5. Die Annahme, die Angeklagten hätten das Landratsamt getäuscht oder sonst das Verbotene ihres Tuns erkannt, wird jedoch von den Feststellungen nicht getragen:
a) Selbst wenn das Landratsamt – im Gegensatz zum Arbeitsamt, das mit den Briefen vom 21. und 23. März 1995 keine andere Erkenntnisgrundlage hatte – über die vorgesehene Tätigkeit der Bauarbeiter geirrt hat, so ist nicht ersichtlich, daß dieser Irrtum auf dem Verhalten der Angeklagten beruhte. Diese haben gegenüber dem Landratsamt weder ausdrücklich unwahre Tatsachen erklärt, noch wesentliche Tatsachen verschwiegen. Ein nicht auf den Anfrager zurückgehender behördlicher Irrtum kann sich nicht zu dessen Lasten auswirken.
b) Hinsichtlich des Briefs vom 16. Mai 1997 ist über die genannte Passage hinaus nichts mitgeteilt. Selbst wenn sich die Leistungen entgegen gültigem Recht auf das Verhalten der Angeklagten im Zusammenhang mit dem Gesellschaftsvertrag beziehen sollten, so erscheint jedenfalls nicht ausgeschlossen, daß etwaige entsprechende Erkenntnisse der Angeklagten zur Tatzeit noch nicht vorlagen, sondern Ergebnis der zwischenzeitlich gegen sie eingeleiteten Ermittlungen waren. Damit hätte sich die Strafkammer auseinandersetzen müssen.
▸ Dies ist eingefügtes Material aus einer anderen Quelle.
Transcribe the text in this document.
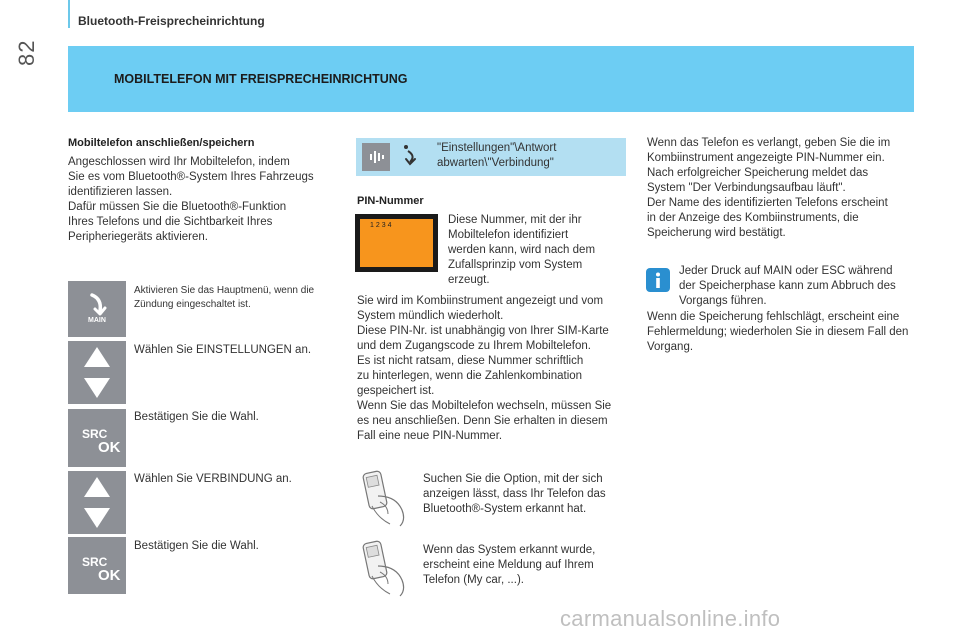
82
Bluetooth-Freisprecheinrichtung
MOBILTELEFON MIT FREISPRECHEINRICHTUNG
Mobiltelefon anschließen/speichern
Angeschlossen wird Ihr Mobiltelefon, indem
Sie es vom Bluetooth®-System Ihres Fahrzeugs
identifizieren lassen.
Dafür müssen Sie die Bluetooth®-Funktion
Ihres Telefons und die Sichtbarkeit Ihres
Peripheriegeräts aktivieren.
MAIN
Aktivieren Sie das Hauptmenü, wenn die
Zündung eingeschaltet ist.
Wählen Sie EINSTELLUNGEN an.
SRC
OK
Bestätigen Sie die Wahl.
Wählen Sie VERBINDUNG an.
SRC
OK
Bestätigen Sie die Wahl.
"Einstellungen"\Antwort
abwarten\"Verbindung"
PIN-Nummer
1234	Diese Nummer, mit der ihr
Mobiltelefon identifiziert
werden kann, wird nach dem
Zufallsprinzip vom System
erzeugt.
Sie wird im Kombiinstrument angezeigt und vom
System mündlich wiederholt.
Diese PIN-Nr. ist unabhängig von Ihrer SIM-Karte
und dem Zugangscode zu Ihrem Mobiltelefon.
Es ist nicht ratsam, diese Nummer schriftlich
zu hinterlegen, wenn die Zahlenkombination
gespeichert ist.
Wenn Sie das Mobiltelefon wechseln, müssen Sie
es neu anschließen. Denn Sie erhalten in diesem
Fall eine neue PIN-Nummer.
Suchen Sie die Option, mit der sich
anzeigen lässt, dass Ihr Telefon das
Bluetooth®-System erkannt hat.
Wenn das System erkannt wurde,
erscheint eine Meldung auf Ihrem
Telefon (My car, ...).
Wenn das Telefon es verlangt, geben Sie die im
Kombiinstrument angezeigte PIN-Nummer ein.
Nach erfolgreicher Speicherung meldet das
System "Der Verbindungsaufbau läuft".
Der Name des identifizierten Telefons erscheint
in der Anzeige des Kombiinstruments, die
Speicherung wird bestätigt.
Jeder Druck auf MAIN oder ESC während
der Speicherphase kann zum Abbruch des
Vorgangs führen.
Wenn die Speicherung fehlschlägt, erscheint eine
Fehlermeldung; wiederholen Sie in diesem Fall den
Vorgang.
carmanualsonline.info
c) Auch zu der genannten Angabe gegenüber der AOK Lichtenfels ist näheres nicht mitgeteilt. Vor allem deckt sich diese im Rahmen der rechtlichen Würdigung getroffene Feststellung aber nicht mit dem Inhalt der im Rahmen der Beweiswürdigung mitgeteilten Aussagen des Zeugen A. von der AOK Lichtenfels, die zu alledem nichts enthält, sondern nur die rechnerischen Grundlagen zur festgestellten Höhe der nichtabgeführten Sozialabgaben betrifft.
Mitgeteilt ist demgegenüber die Aussage des Zeugen K. von der AOK Burgkunstadt, der bekundet hat, daß für die Gesellschafter „entsprechende” Bescheinigungen der SSK vorgelegen hätten, die nicht gelten würden, soweit „diese türkischen Staatsangehörigen unselbständig im Rahmen der Y. GbR gehandelt hätten”.
Gewürdigt ist diese als glaubhaft bezeichnete Aussage nur dahin, daß sie dem insgesamt gefundenen Ergebnis nicht entgegensteht.
All dies ist unklar. Wenn der AOK Burgkunstadt Bescheinigungen der SSK vorlagen, die einen Versicherungsschutz (nur) für Selbständige beinhalteten, hätte es der Darlegung bedurft, warum für die Angeklagten Anlaß bestand, gegenüber der AOK Lichtenfels zu behaupten, die Gesellschafter seien deshalb bei der SSK versichert, weil sie Arbeitnehmer der Fa. T. seien.
Die Feststellungen und Erwägungen im Zusammenhang mit dem Verhalten der Angeklagten gegenüber der AOK können nach alledem nicht Grundlage von Schlüssen zum Nachteil der Angeklagten sein.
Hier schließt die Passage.